Lastly, Trinitarian apologetics gets very convoluted when discussing how Jesus retained his human nature. They insist that Jesus retained his human body that he sacrificed, but then seem to ignore the Chalcedonian Definition of 451 that Jesus is “truly man [anthropon alethos], of a reasonable soul and [human] body.” What’s the point of saying Jesus is “truly man” now if he’s not really a man, complete with hair, a circulatory system and moist corneas? Dr. Craig explained here at Question 99, final paragraph, curiously leaving out the Chalcedonian Definition in his answer:

“Therefore, perhaps we might say that his human nature does not now manifest itself corporeally. Compare a tuning fork which is plucked and begins to hum. If the vibrating fork is placed in a vacuum jar, though it continues to vibrate, it does not manifest itself by a humming noise because there is no medium to carry its vibrations. Similarly, Christ's human nature, no longer immersed in spacetime, does not manifest itself as a body. But someday Christ will return and re-enter our four-dimensional space-time continuum, and then his body will become manifest ... Christ, then, has a human nature which is manifested as his physical resurrection body when he exists in a spatio-temporal universe.”

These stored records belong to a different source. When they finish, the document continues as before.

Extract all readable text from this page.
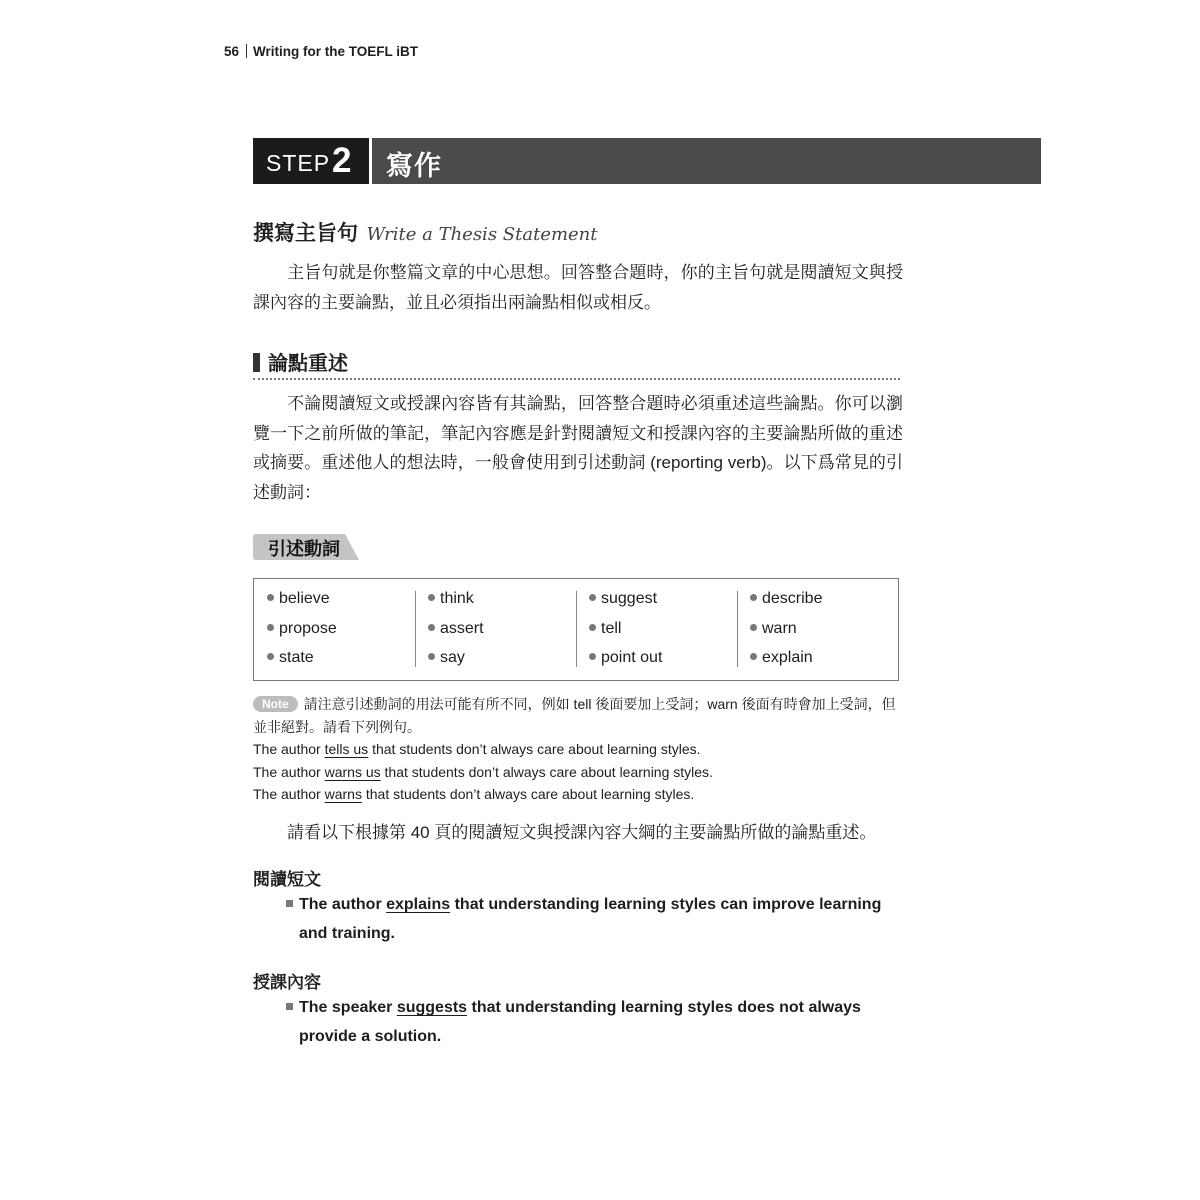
56 Writing for the TOEFL iBT
STEP 2 寫作
撰寫主旨句 Write a Thesis Statement
主旨句就是你整篇文章的中心思想。回答整合題時，你的主旨句就是閱讀短文與授課內容的主要論點，並且必須指出兩論點相似或相反。
論點重述
不論閱讀短文或授課內容皆有其論點，回答整合題時必須重述這些論點。你可以瀏覽一下之前所做的筆記，筆記內容應是針對閱讀短文和授課內容的主要論點所做的重述或摘要。重述他人的想法時，一般會使用到引述動詞 (reporting verb)。以下爲常見的引述動詞：
引述動詞
believe
propose
state
think
assert
say
suggest
tell
point out
describe
warn
explain
Note 請注意引述動詞的用法可能有所不同，例如 tell 後面要加上受詞；warn 後面有時會加上受詞，但並非絕對。請看下列例句。
The author tells us that students don’t always care about learning styles.
The author warns us that students don’t always care about learning styles.
The author warns that students don’t always care about learning styles.
請看以下根據第 40 頁的閱讀短文與授課內容大綱的主要論點所做的論點重述。
閱讀短文
The author explains that understanding learning styles can improve learning
and training.
授課內容
The speaker suggests that understanding learning styles does not always
provide a solution.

The problem here is that human nature cannot change its manifestation depending on where it is. If you remove human nature from its earthly environment, it can no longer survive. It will thus manifest itself as dead. His analogy would thus be more accurate if he placed the vibrating tuning fork in a molten lava flow. Both the vibrations and the fork would be nonexistent. One cannot choose an analogy that simply preserves one’s preconceived position, one has to use an analogy that accurately reflects what the analogy represents. Placing human nature outside of earth’s atmosphere is not analogous to a vacuum alone. It is more analogous to a molten lava flow!

Dilbert cartoon altered by JS
[1] The NET Bible footnote on John 14:28 for the expression “the Father is greater than I am” states: “it seems evident that by the fact Jesus compares himself to the Father, his divine nature is taken for granted.” But a plain reading of this verse in its context exposes this claim as eisegetical, for Jesus said that he is going to the Father. Jesus was speaking honestly and plainly to his audience. Indeed, as stated above, even after Jesus returned to him, he addressed him as “my God” four times (Revelation 3:12), reinforcing the conclusion of eisegesis in that footnote, as the Father is always superior to the Son, Jesus.